- Born: November 21, 1970 Samokov, PR Bulgaria
- Died: 6 December 2003 (aged 33) Amsterdam, Netherlands
- Education: University of National and World Economy
- Occupation: Businessman
- Spouse: Angelina Dimitrova (m.1996–2003)
- Children: Konstantin Dimitrov Jr.

= Konstantin "Samokovetsa" Dimitrov =

Bulgarian mobster

Konstantin "Samokovetsa" Dimitrov (Константин Димитров - Самоковеца) (November 21, 1970 – December 6, 2003) was a Bulgarian mobster and one of the major drug traffickers of the Balkans during the late 1990s and early 2000s.

== Background ==
Konstantin Dimitrov was born in Samokov, Bulgaria. He was married with Angelina Dimitrova. They had one son together, Konstantin Dimitrov Jr.

== Career ==
At 16, he was employed as a security guard at Rila hotel in Borovets, Bulgaria. He graduated with a degree in Public Administration from the National and World Economy University. According to his interviews in Bulgarian media, he dealt with trade, consultancy, import, restaurants, and farming. He also owned several firms, and properties in United Kingdom. He owned a hotel, several apartments and houses in the Bulgarian resorts of Borovets and Bistritsa. He was one of the most influential businessman in the Balkans. In 1997, he was a consultant for VIS, and in 2003 he was a consultant for Bulgarian and Cypriot companies trading with Turkey.
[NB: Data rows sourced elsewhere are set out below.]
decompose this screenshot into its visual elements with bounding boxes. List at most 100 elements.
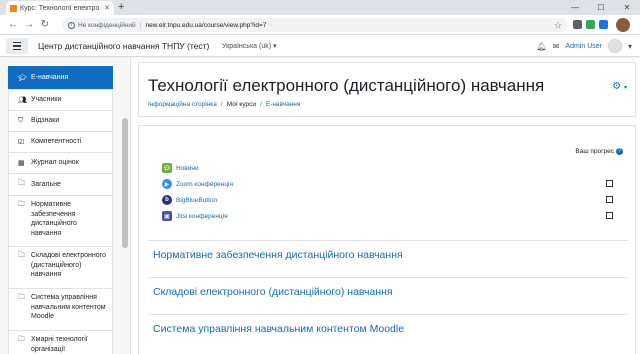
site-name[interactable]: Центр дистанційного навчання ТНПУ (тест) xyxy=(38,41,209,51)
drawer-toggle-button[interactable] xyxy=(6,38,28,54)
activity-label: BigBlueButton xyxy=(176,196,218,204)
menu-icon-bar xyxy=(13,48,21,51)
activity-news[interactable]: 💬︎ Новини xyxy=(162,163,199,173)
menu-icon-bar xyxy=(13,45,21,47)
gear-icon[interactable]: ⚙ ▾ xyxy=(612,81,627,92)
course-header: Технології електронного (дистанційного) … xyxy=(138,62,636,117)
section-title[interactable]: Нормативне забезпечення дистанційного на… xyxy=(153,249,403,261)
bookmark-star-icon[interactable]: ☆ xyxy=(554,20,562,31)
folder-icon: 🗀︎ xyxy=(18,201,25,208)
folder-icon: 🗀︎ xyxy=(18,336,25,343)
drawer-item-label: Нормативне забезпечення дистанційного на… xyxy=(31,201,77,237)
forward-icon[interactable]: → xyxy=(22,18,36,32)
drawer-item-e-learning[interactable]: 🎓︎ Е-навчання xyxy=(8,66,113,89)
activity-zoom[interactable]: ▶ Zoom конференція xyxy=(162,179,233,189)
activity-bigbluebutton[interactable]: b BigBlueButton xyxy=(162,195,217,205)
activity-label: Новини xyxy=(176,164,199,172)
chevron-down-icon: ▾ xyxy=(273,43,277,50)
help-icon[interactable]: ? xyxy=(616,148,623,155)
language-menu[interactable]: Українська (uk) ▾ xyxy=(222,42,277,50)
graduation-cap-icon: 🎓︎ xyxy=(18,75,27,82)
shield-icon: ⛉ xyxy=(18,117,24,124)
completion-checkbox[interactable] xyxy=(606,196,613,203)
back-icon[interactable]: ← xyxy=(6,18,20,32)
jitsi-icon: ▣ xyxy=(162,211,172,221)
browser-tabstrip: Курс: Технології електро ✕ + — ☐ ✕ xyxy=(0,0,640,15)
course-section: Нормативне забезпечення дистанційного на… xyxy=(148,240,628,277)
page-title: Технології електронного (дистанційного) … xyxy=(148,76,545,95)
breadcrumb-link[interactable]: Мої курси xyxy=(227,101,256,108)
drawer-item-label: Загальне xyxy=(31,180,61,188)
table-icon: ▦ xyxy=(18,160,25,167)
breadcrumb-separator: / xyxy=(260,101,262,108)
user-name[interactable]: Admin User xyxy=(565,43,602,50)
drawer-item-grades[interactable]: ▦ Журнал оцінок xyxy=(8,152,113,173)
extension-icon[interactable] xyxy=(599,20,608,29)
drawer-scrollbar[interactable] xyxy=(122,118,128,248)
drawer-item-participants[interactable]: 👥︎ Учасники xyxy=(8,89,113,110)
activity-label: Zoom конференція xyxy=(176,180,234,188)
drawer-item-label: Відзнаки xyxy=(31,117,60,125)
security-label: Не конфіденційний xyxy=(78,21,136,29)
moodle-navbar: Центр дистанційного навчання ТНПУ (тест)… xyxy=(0,35,640,57)
browser-toolbar: ← → ↻ i Не конфіденційний | new.elr.tnpu… xyxy=(0,15,640,35)
info-icon[interactable]: i xyxy=(68,21,75,29)
folder-icon: 🗀︎ xyxy=(18,294,25,301)
bell-icon[interactable]: 🔔︎ xyxy=(537,42,547,51)
breadcrumb-link[interactable]: Інформаційна сторінка xyxy=(148,101,217,108)
extension-icon[interactable] xyxy=(573,20,582,29)
folder-icon: 🗀︎ xyxy=(18,180,25,187)
nav-drawer: 🎓︎ Е-навчання 👥︎ Учасники ⛉ Відзнаки ☑ К… xyxy=(0,58,131,354)
minimize-icon[interactable]: — xyxy=(562,0,588,15)
reload-icon[interactable]: ↻ xyxy=(38,18,52,32)
language-label: Українська (uk) xyxy=(222,43,272,50)
url-text[interactable]: new.elr.tnpu.edu.ua/course/view.php?id=7 xyxy=(146,22,267,29)
profile-avatar-icon[interactable] xyxy=(616,18,630,32)
address-bar[interactable]: i Не конфіденційний | new.elr.tnpu.edu.u… xyxy=(62,18,568,32)
browser-tab[interactable]: Курс: Технології електро ✕ xyxy=(6,1,114,15)
drawer-item-label: Складові електронного (дистанційного) на… xyxy=(30,252,106,278)
drawer-item-section-1[interactable]: 🗀︎ Нормативне забезпечення дистанційного… xyxy=(8,195,113,246)
drawer-item-label: Компетентності xyxy=(31,138,82,146)
drawer-item-section-3[interactable]: 🗀︎ Система управління навчальним контент… xyxy=(8,288,113,330)
completion-checkbox[interactable] xyxy=(606,212,613,219)
browser-tab-title: Курс: Технології електро xyxy=(20,4,100,12)
drawer-item-label: Е-навчання xyxy=(31,74,69,82)
drawer-item-label: Хмарні технології організації xyxy=(31,336,88,353)
drawer-item-label: Журнал оцінок xyxy=(31,159,79,167)
drawer-item-label: Учасники xyxy=(31,96,62,104)
forum-icon: 💬︎ xyxy=(162,163,172,173)
activity-label: Jitsi конференція xyxy=(176,212,228,220)
course-section: Складові електронного (дистанційного) на… xyxy=(148,277,628,314)
message-icon[interactable]: ✉︎ xyxy=(553,42,560,51)
drawer-item-badges[interactable]: ⛉ Відзнаки xyxy=(8,110,113,131)
zoom-icon: ▶ xyxy=(162,179,172,189)
progress-label: Ваш прогрес ? xyxy=(575,148,623,155)
avatar[interactable] xyxy=(607,39,622,53)
extension-icon[interactable] xyxy=(586,20,595,29)
breadcrumb-separator: / xyxy=(220,101,223,108)
drawer-item-label: Система управління навчальним контентом … xyxy=(31,294,106,320)
drawer-item-competencies[interactable]: ☑ Компетентності xyxy=(8,131,113,152)
drawer-item-general[interactable]: 🗀︎ Загальне xyxy=(8,173,113,195)
section-title[interactable]: Система управління навчальним контентом … xyxy=(153,323,404,335)
course-section: Система управління навчальним контентом … xyxy=(148,314,628,354)
bigbluebutton-icon: b xyxy=(162,195,172,205)
drawer-item-section-2[interactable]: 🗀︎ Складові електронного (дистанційного)… xyxy=(8,246,113,288)
close-window-icon[interactable]: ✕ xyxy=(614,0,640,15)
breadcrumb-link[interactable]: Е-навчання xyxy=(266,101,301,108)
close-tab-icon[interactable]: ✕ xyxy=(104,4,110,12)
drawer-item-section-4[interactable]: 🗀︎ Хмарні технології організації xyxy=(8,330,113,354)
maximize-icon[interactable]: ☐ xyxy=(588,0,614,15)
section-title[interactable]: Складові електронного (дистанційного) на… xyxy=(153,286,393,298)
navbar-user-area: 🔔︎ ✉︎ Admin User ▾ xyxy=(537,38,632,54)
course-content: Ваш прогрес ? 💬︎ Новини ▶ Zoom конференц… xyxy=(138,125,636,354)
moodle-favicon-icon xyxy=(10,4,17,12)
address-separator: | xyxy=(139,21,142,29)
new-tab-button[interactable]: + xyxy=(118,1,124,14)
activity-jitsi[interactable]: ▣ Jitsi конференція xyxy=(162,211,228,221)
chevron-down-icon[interactable]: ▾ xyxy=(628,42,632,51)
menu-icon-bar xyxy=(13,41,21,44)
completion-checkbox[interactable] xyxy=(606,180,613,187)
users-icon: 👥︎ xyxy=(18,97,27,104)
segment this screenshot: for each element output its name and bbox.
He soon began smuggling illegal drugs. He became one of the biggest figures in drug trafficking in the Balkans.

== Death ==
On December 6, 2003 Dimitrov was shot dead on Dam Square in Amsterdam.

== Wealth ==
By his early thirties, Dimitrov had accumulated substantial wealth and was regarded as one of the richest Bulgarians of the transition era. He was featured in journalist Grigor Lilov's reference work Най-богатите българи (The Wealthiest Bulgarians), which profiled the most affluent individuals in Bulgaria.